The Problem: An organization’s security posture is reliant on its people. Traditional security solutions can impede and block end-users from doing their work, leading them to spend time and energy routing around IT. A big brother approach can also have a negative impact on overall workplace experience and culture.
How Nightfall cloud DLP can help: Cloud DLP yields higher employee productivity because employees spend less time working around blocked application access. With end-user alerts, Nightfall also assists with employee education and helps end-users correct poor data hygiene efficiently. Increased productivity and a shared security culture can lead to a happier workforce with lower attrition rates.
Build vs. Buy
Cloud DLP has a significantly lower total cost of ownership than building and maintaining an internal DLP solution.

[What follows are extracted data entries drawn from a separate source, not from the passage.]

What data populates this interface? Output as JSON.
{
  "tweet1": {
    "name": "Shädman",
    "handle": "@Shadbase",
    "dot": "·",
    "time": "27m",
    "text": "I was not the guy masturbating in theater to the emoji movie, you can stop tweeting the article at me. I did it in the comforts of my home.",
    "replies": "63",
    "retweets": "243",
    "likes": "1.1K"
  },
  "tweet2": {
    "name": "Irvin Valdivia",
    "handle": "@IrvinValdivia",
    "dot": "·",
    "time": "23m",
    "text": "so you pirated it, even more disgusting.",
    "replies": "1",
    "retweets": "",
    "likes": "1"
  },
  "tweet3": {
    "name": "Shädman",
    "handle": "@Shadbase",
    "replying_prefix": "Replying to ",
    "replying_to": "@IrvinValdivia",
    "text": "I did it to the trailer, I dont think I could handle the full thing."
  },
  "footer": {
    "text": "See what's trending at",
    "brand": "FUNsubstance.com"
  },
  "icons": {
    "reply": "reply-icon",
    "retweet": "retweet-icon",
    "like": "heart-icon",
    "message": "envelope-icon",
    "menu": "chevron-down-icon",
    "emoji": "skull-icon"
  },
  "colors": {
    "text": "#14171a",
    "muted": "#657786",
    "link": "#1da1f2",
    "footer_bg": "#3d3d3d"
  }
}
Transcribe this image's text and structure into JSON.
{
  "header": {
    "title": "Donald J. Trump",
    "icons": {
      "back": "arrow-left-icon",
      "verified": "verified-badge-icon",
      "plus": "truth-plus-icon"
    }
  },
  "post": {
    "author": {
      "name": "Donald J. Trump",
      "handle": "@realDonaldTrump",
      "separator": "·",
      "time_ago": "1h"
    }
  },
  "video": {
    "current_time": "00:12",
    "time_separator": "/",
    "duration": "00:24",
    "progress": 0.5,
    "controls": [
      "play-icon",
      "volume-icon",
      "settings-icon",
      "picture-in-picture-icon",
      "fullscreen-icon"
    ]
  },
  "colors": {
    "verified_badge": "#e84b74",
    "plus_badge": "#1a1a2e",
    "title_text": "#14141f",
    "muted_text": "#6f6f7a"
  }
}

The Problem: Traditional DLP solutions have failed to meet the needs of the modern enterprise. As a result, organizations have turned to building their own solutions. These homegrown solutions have significant costs and overhead associated with them that can have negative consequences and slow down the business.
How Nightfall cloud DLP can help: Re-allocating teams to focus on cloud DLP means taking them away from progressing your core business. This has a significant opportunity cost, so it’s important to consider the number of months/years that it would take to prototype an in-house solution.
Cloud DLP provides a plug-and-play solution with fast time to value. The ongoing cost of ownership is also lower - no need to install updates or patches, and Nightfall’s team of data scientists maintains the machine-learning detection engine for you.
Of course, you’ll also reduce the risk of potentially massive costs associated with data breaches.